At St Luke’s, our intent is to build a PSHE curriculum, which develops learning, and results in the acquisition of knowledge and skills, enabling children to access the wider curriculum, work collaboratively with others and make a positive contribution to the life of the school. Our curriculum, which is based on the PSHE Association approved criteria, will prepare children to be a global citizen in the 22nd century in a diverse society and prepare them for the opportunities, responsibilities and experiences for later life. The delivered curriculum reflects the needs of our pupils, and thus have built a PSHE curriculum that reflects our locality and pupil’s needs. We build on the statutory content outlined in statutory guidance and follow a sequential curriculum that uses resources from the PSHE Association and YoungCitizens. This sequence develops core PSHE themes of: Myself and Others, Similarities and Difference, Keeping Safe, Rights and Responsibilities, Being My Best and Growing and Changing. Each phase, from EYFS to Year 6, builds on the vocabulary, knowledge and skills taught in the previous cycle to allow children to acquire further knowledge, know more and remember more. We expect teachers to use a PSHE programme to equip pupils with an age-appropriate, sound understanding of risk, with the knowledge and skills necessary to make safe and informed decisions and to recognise the importance of their own mental health and well-being. Our PSHE curriculum will incorporates an age appropriate understanding of RSE, as set out in the statutory guidance, enabling all children to be safe and to understand and develop healthy relationships both now and in their future lives.
At St Luke’s, we are aware of the way that PSHE supports many of the principles of safeguarding and links closely to schools Safeguarding, SMSC and British Values Policies. We are all aware of the important role the PSHE curriculum has in supporting school to implement the 9 protected characteristics of The Equality Act 2010.
We strive to provide our children with learning opportunities across and beyond the curriculum, in weekly specific stand-alone lessons, assemblies, special school projects and other extra-curricular activities that enrich pupils’ experiences. There are always occasions where teachers may feel it necessary to teach PSHE as a result of an issue arisen in their own class, or through a link to another subject (i.e. online safety in Computing or healthy living in Science). Our school environment reinforces the PSHE curriculum through questioning, vocabulary and celebration of work on displays throughout school and the classroom. We use Picture News, PSHE Association, and Young Citizens to provide these opportunities for children, and provide quality first teaching and learning. We endeavour to create links with the local communities, fundraising opportunities, visitors and national and international events where we can provide enrichment opportunities to contextualise learning. PSHE is an important part of school assemblies were children’s spiritual, moral, social and cultural curiosity is stimulated, challenged and nurtured.

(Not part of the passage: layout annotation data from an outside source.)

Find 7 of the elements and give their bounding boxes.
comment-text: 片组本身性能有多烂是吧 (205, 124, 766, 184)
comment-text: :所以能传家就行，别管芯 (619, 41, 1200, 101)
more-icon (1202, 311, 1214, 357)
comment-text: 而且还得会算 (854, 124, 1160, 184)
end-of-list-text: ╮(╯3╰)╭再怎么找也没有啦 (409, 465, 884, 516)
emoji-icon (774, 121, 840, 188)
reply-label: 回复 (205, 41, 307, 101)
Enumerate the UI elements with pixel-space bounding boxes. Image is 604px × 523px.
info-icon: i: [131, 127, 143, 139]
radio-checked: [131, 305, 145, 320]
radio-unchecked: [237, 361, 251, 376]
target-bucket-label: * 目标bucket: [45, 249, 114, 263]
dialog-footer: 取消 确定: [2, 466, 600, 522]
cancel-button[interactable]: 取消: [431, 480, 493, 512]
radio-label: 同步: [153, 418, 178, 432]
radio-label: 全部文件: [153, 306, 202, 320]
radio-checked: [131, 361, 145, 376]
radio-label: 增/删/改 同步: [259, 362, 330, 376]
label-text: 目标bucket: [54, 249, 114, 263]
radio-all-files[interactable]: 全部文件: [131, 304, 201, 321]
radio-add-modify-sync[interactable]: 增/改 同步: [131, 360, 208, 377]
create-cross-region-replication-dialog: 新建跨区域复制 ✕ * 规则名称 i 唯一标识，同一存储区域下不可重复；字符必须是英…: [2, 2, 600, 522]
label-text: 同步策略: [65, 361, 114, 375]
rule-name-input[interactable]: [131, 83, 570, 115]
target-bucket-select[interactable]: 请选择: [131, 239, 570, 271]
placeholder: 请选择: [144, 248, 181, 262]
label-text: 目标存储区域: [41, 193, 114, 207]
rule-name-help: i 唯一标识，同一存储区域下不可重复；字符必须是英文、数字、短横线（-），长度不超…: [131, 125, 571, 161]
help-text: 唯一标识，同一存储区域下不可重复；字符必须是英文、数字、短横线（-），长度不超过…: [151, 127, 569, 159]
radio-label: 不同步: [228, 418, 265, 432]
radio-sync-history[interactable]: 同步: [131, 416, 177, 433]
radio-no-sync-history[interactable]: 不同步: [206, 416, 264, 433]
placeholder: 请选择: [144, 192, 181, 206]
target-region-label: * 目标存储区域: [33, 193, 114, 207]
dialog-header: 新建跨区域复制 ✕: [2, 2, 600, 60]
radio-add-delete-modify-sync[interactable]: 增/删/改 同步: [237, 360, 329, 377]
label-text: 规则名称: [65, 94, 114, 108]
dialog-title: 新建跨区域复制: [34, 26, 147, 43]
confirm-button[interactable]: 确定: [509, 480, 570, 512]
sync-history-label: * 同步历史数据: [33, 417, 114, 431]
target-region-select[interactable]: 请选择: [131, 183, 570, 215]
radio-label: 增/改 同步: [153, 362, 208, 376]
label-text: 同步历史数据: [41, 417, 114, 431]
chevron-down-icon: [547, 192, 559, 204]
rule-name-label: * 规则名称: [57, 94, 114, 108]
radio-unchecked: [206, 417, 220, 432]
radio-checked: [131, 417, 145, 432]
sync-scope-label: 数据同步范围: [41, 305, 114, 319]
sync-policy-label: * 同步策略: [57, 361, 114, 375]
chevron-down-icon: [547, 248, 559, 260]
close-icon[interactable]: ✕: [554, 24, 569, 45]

All children should understand the importance of PSHE and RSE and the effects it can have on life in and out of school. Termly assessments by the class teacher, and school wide monitoring (lesson drops, pupil voice and book looks) from the subject lead will evidence the outcomes. By teaching pupils to stay safe and healthy, and by building resilience, cooperation, communication skills and the ability to make links, an effective PSHE programme can tackle barriers to learning, raise aspirations, and improve the life chances of the most vulnerable and disadvantaged pupils. The skills and attributes developed through PSHE education are also shown to increase academic attainment and attendance rates, particularly among pupils eligible for free school meals, as well as improve employability and boost social mobility. By the time they leave our school, personal, social and health education (PSHE) enables our learners to become healthy, independent and responsible members of a society; preparing them for secondary school and beyond. It helps them understand how they are developing personally and socially, and tackles many of the moral, social and cultural issues that are part of growing up. Our curriculum allows pupils to learn about rights and responsibilities and appreciate what it means to be a member of a diverse society. Our children are encouraged to develop their sense of self-worth by playing a positive role in contributing to school life and the wider community.